[Virtio-fs] [PATCH v3 1/1] vhost-user-fs: add migration type property

Tue Feb 28 21:24:16 UTC 2023

On Tue, Feb 28, 2023 at 07:59:54PM +0200, Anton Kuchin wrote:
> On 28/02/2023 16:57, Michael S. Tsirkin wrote:
> > On Tue, Feb 28, 2023 at 04:30:36PM +0200, Anton Kuchin wrote:
> > > I really don't understand why and what do you want to check on
> > > destination.
> > Yes I understand your patch controls source. Let me try to rephrase
> > why I think it's better on destination.
> > Here's my understanding
> > - With vhost-user-fs state lives inside an external daemon.
> > A- If after load you connect to the same daemon you can get migration mostly
> >    for free.
> > B- If you connect to a different daemon then that daemon will need
> >    to pass information from original one.
> > 
> > Is this a fair summary?
> > 
> > Current solution is to set flag on the source meaning "I have an
> > orchestration tool that will make sure that either A or B is correct".
> > 
> > However both A and B can only be known when destination is known.
> > Especially as long as what we are really trying to do is just allow qemu
> > restarts, Checking the flag on load will thus achive it in a cleaner
> > way, in that orchestration tool can reasonably keep the flag
> > clear normally and only set it if restarting qemu locally.
> > 
> > 
> > By comparison, with your approach orchestration tool will have
> > to either always set the flag (risky since then we lose the
> > extra check that we coded) or keep it clear and set before migration
> > (complex).
> > 
> > I hope I explained what and why I want to check.
> > 
> > I am far from a vhost-user-fs expert so maybe I am wrong but
> > I wanted to make sure I got the point across even if other
> > disagree.
> > 
> 
> Thank you for the explanation. Now I understand your concerns.
> 
> You are right about this mechanism being a bit risky if orchestrator is
> not using it properly or clunky if it is used in a safest possible way.
> That's why first attempt of this feature was with migration capability
> to let orchestrator choose behavior right at the moment of migration.
> But it has its own problems.
> 
> We can't move this check only to destination because one of main goals
> was to prevent orchestrators that are unaware of vhost-user-fs specifics
> from accidentally migrating such VMs. We can't rely here entirely on
> destination to block this because if VM is migrated to file and then
> can't be loaded by destination there is no way to fallback and resume
> the source so we need to have some kind of blocker on source by default.

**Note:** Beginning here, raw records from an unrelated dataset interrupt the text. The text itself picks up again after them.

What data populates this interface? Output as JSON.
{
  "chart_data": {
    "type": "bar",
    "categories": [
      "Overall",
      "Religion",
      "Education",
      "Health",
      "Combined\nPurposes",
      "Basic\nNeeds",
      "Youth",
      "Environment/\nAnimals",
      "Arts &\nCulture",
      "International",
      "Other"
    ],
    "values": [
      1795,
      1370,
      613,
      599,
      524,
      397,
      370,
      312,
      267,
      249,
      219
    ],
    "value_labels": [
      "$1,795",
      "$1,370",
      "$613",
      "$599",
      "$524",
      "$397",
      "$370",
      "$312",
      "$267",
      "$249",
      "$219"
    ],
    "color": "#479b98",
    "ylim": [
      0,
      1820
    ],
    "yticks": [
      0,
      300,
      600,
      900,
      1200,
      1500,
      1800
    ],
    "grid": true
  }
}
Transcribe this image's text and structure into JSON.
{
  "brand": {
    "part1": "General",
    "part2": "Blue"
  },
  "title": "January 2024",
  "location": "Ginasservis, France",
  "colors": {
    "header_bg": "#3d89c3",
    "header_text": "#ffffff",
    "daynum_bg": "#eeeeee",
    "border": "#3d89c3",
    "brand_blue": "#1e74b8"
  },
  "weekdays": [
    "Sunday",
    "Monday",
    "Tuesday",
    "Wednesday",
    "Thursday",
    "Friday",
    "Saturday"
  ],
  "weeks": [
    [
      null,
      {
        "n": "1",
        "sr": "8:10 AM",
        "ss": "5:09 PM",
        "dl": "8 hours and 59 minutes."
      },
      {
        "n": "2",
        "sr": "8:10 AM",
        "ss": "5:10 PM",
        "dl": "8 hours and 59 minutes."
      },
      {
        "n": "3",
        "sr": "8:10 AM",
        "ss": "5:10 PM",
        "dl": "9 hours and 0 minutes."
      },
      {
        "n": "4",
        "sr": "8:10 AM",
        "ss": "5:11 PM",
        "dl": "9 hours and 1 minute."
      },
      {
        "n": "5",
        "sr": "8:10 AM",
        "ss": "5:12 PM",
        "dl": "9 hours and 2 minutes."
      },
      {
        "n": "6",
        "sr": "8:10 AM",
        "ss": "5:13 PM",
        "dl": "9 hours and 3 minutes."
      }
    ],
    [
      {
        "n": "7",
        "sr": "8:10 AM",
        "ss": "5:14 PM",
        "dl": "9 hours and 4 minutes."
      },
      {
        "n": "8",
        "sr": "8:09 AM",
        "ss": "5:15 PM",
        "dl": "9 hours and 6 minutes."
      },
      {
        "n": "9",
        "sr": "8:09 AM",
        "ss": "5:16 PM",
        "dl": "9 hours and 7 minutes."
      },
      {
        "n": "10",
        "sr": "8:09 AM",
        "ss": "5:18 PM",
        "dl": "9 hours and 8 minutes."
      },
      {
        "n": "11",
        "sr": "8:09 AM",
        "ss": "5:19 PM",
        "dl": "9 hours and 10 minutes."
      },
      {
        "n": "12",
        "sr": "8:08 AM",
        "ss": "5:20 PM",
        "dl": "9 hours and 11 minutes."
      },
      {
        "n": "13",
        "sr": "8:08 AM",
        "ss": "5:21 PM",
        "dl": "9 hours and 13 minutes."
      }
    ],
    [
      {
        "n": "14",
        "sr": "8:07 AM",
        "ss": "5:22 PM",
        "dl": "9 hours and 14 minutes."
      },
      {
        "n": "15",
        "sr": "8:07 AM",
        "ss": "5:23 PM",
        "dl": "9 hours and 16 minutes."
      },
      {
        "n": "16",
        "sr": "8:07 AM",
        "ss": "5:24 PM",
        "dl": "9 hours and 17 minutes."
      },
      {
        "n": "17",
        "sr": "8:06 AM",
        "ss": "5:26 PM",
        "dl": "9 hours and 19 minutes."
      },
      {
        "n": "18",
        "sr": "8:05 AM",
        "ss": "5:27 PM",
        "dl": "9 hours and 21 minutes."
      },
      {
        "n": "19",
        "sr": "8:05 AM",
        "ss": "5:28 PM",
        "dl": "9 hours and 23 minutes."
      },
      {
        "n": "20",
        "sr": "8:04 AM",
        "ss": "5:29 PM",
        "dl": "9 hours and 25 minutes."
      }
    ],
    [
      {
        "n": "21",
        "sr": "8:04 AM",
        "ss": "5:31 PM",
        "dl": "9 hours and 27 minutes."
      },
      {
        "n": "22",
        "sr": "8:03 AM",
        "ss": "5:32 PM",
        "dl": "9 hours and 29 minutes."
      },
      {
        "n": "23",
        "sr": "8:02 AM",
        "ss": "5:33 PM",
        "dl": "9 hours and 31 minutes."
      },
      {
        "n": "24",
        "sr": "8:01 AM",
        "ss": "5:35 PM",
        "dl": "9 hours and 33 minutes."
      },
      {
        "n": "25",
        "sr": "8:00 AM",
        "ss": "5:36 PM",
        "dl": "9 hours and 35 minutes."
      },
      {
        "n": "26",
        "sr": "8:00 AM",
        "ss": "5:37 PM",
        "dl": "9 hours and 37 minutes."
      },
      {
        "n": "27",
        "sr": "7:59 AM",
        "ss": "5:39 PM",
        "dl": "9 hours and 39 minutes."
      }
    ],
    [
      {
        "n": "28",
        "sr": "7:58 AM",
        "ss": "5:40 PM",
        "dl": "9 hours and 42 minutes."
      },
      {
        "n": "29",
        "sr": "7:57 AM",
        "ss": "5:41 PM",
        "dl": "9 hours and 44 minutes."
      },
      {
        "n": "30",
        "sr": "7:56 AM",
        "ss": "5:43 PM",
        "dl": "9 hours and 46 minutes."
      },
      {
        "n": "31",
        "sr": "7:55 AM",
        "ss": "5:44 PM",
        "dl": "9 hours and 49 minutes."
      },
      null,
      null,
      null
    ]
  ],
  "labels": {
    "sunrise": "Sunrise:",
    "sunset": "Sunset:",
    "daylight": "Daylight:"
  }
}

Interesting.  Why is there no way? Just load it back on source? Isn't
this how any other load failure is managed? Because for sure you
need to manage these, they will happen.

> Said that checking on destination would need another flag and the safe
> way of using this feature would require managing two flags instead of one
> making it even more fragile. So I'd prefer not to make it more complex.
>
> In my opinion the best way to use this property by orchestrator is to
> leave default unmigratable behavior at start and just before migration when
> destination is known enumerate all vhost-user-fs devices and set properties
> according to their backends capability with QMP like you mentioned. This
> gives us single point of making the decision for each device and avoids
> guessing future at VM start.

this means that you need to remember what the values were and then
any failure on destination requires you to go back and set them
to original values. With possibility of crashes on the orchestrator
you also need to recall the temporary values in some file ...
This is huge complexity much worse than two flags.

Assuming we need two let's see whether just reload on source is good
enough.

> But allowing setup via command-line is valid too because some backends may
> always be capable of external migration independent of hosts and don't need
> the manipulations with QMP before migration at all.

I am much more worried that the realistic schenario is hard to manage
safely than about theoretical state migrating backends that don't exist.

-- 
MST